The value to the red meat industry, beyond the critical goal of satisfying consumers, selling more beef and increasing industry revenue, is selling every carcase portion according to its optimum consumer value and realising the full potential value of every carcase.
Branding by flavour
Mr Polkinghorne said the industry also now knows enough about flavour to underpin beef branding in future that will be based on flavour difference.
“I believe we will unscramble flavour enough to be able to say ‘this is a really rich beefy flavour’.
“It might be a really well marbled grainfed animal and it will score say 67 points on a flavour scale, or a milk fed vealer that is 10 months old straight off its mother might score 67 points for flavour too, but it will not taste like the other one.
“So we’re saying okay think of a wheel, this is 67 points for flavour, what is the note, is this a red wine or a white one? Give it to the marketers, how do I describe this sort of flavour? Let’s think of a name, a marketing term, ‘this has got traces of walnuts, it is rich, it is beefy etc…
“If we can get this flavour lexicon out there that is in real consumer terms, we can sell by are they tender, what is the flavour, eating quality, the juiciness – just don’t call it round steak, all round steaks don’t taste the same.
“A round steak from a Brahman bull in northern Australia to a 16-year-old cow in France is not going to taste the same, but if we can drop it into say four categories of basic flavour types, we have really got something we can market, that is the notion we’re heading for.”
‘We’re talking about putting meat that is the same in the same box’
Mr Polkinghorne said the use of objective carcase measurement will also help to reduce the operational complexity that is currently involved in selling meat.
“We’re talking about putting meat that is the same in the same box,” he said.

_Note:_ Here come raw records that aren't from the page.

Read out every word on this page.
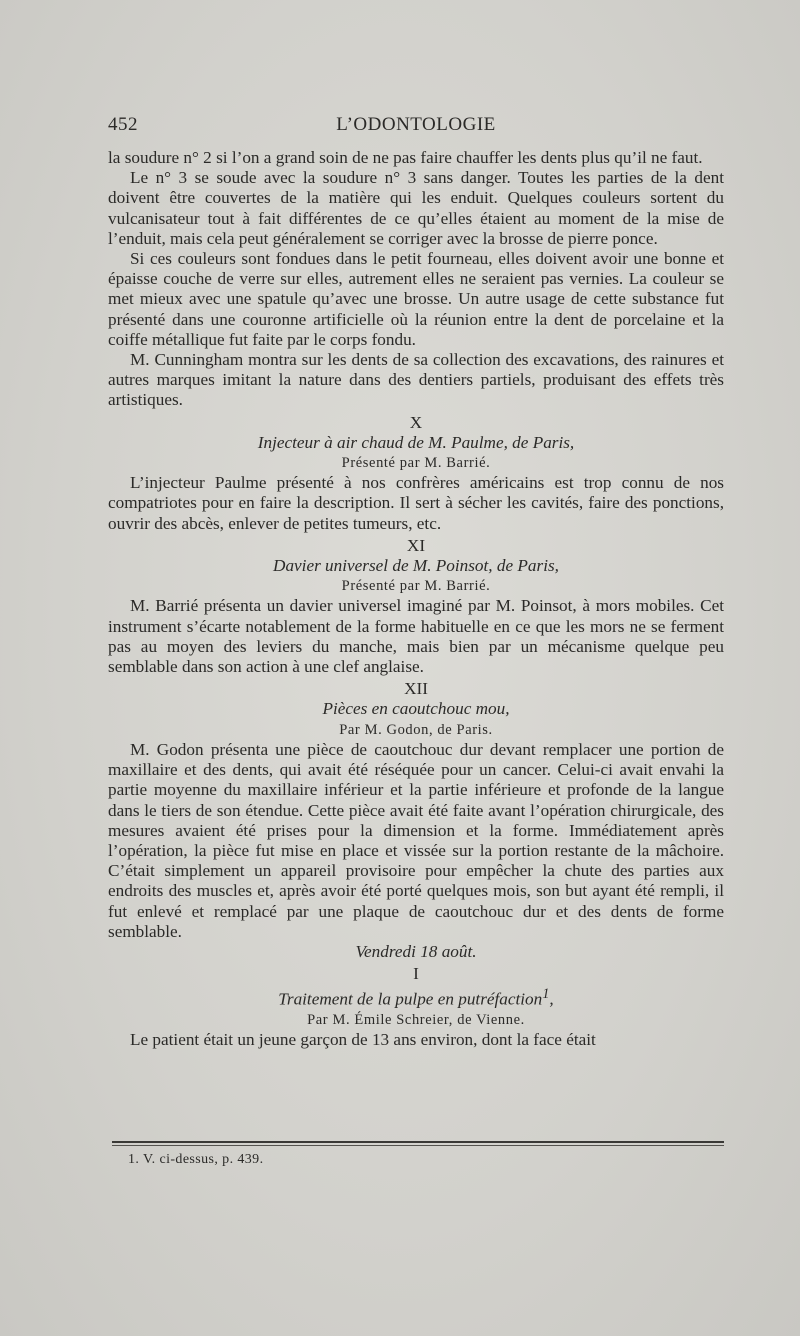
452	L’ODONTOLOGIE

la soudure n° 2 si l’on a grand soin de ne pas faire chauffer les dents plus qu’il ne faut.

Le n° 3 se soude avec la soudure n° 3 sans danger. Toutes les parties de la dent doivent être couvertes de la matière qui les enduit. Quelques couleurs sortent du vulcanisateur tout à fait différentes de ce qu’elles étaient au moment de la mise de l’enduit, mais cela peut généralement se corriger avec la brosse de pierre ponce.

Si ces couleurs sont fondues dans le petit fourneau, elles doivent avoir une bonne et épaisse couche de verre sur elles, autrement elles ne seraient pas vernies. La couleur se met mieux avec une spatule qu’avec une brosse. Un autre usage de cette substance fut présenté dans une couronne artificielle où la réunion entre la dent de porcelaine et la coiffe métallique fut faite par le corps fondu.

M. Cunningham montra sur les dents de sa collection des excavations, des rainures et autres marques imitant la nature dans des dentiers partiels, produisant des effets très artistiques.

X
Injecteur à air chaud de M. Paulme, de Paris,
Présenté par M. Barrié.

L’injecteur Paulme présenté à nos confrères américains est trop connu de nos compatriotes pour en faire la description. Il sert à sécher les cavités, faire des ponctions, ouvrir des abcès, enlever de petites tumeurs, etc.

XI
Davier universel de M. Poinsot, de Paris,
Présenté par M. Barrié.

M. Barrié présenta un davier universel imaginé par M. Poinsot, à mors mobiles. Cet instrument s’écarte notablement de la forme habituelle en ce que les mors ne se ferment pas au moyen des leviers du manche, mais bien par un mécanisme quelque peu semblable dans son action à une clef anglaise.

XII
Pièces en caoutchouc mou,
Par M. Godon, de Paris.

M. Godon présenta une pièce de caoutchouc dur devant remplacer une portion de maxillaire et des dents, qui avait été réséquée pour un cancer. Celui-ci avait envahi la partie moyenne du maxillaire inférieur et la partie inférieure et profonde de la langue dans le tiers de son étendue. Cette pièce avait été faite avant l’opération chirurgicale, des mesures avaient été prises pour la dimension et la forme. Immédiatement après l’opération, la pièce fut mise en place et vissée sur la portion restante de la mâchoire. C’était simplement un appareil provisoire pour empêcher la chute des parties aux endroits des muscles et, après avoir été porté quelques mois, son but ayant été rempli, il fut enlevé et remplacé par une plaque de caoutchouc dur et des dents de forme semblable.

Vendredi 18 août.
I
Traitement de la pulpe en putréfaction$^1$,
Par M. Émile Schreier, de Vienne.

Le patient était un jeune garçon de 13 ans environ, dont la face était

1. V. ci-dessus, p. 439.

“So we have three different muscles there and they are all four star stir fry, why do we put a name on the box, why don’t we call it four star stir fry?
“So it is less codes, instead of 10,000 codes it is 1000, 500, a retail cabinet could be 20 not 200.
“So with that simplification where we get back to an outcome, and with value-based payment if we actually pay for those carcases what they’re worth that will drive change, it will improve livestock and product branding and will increase profitability.”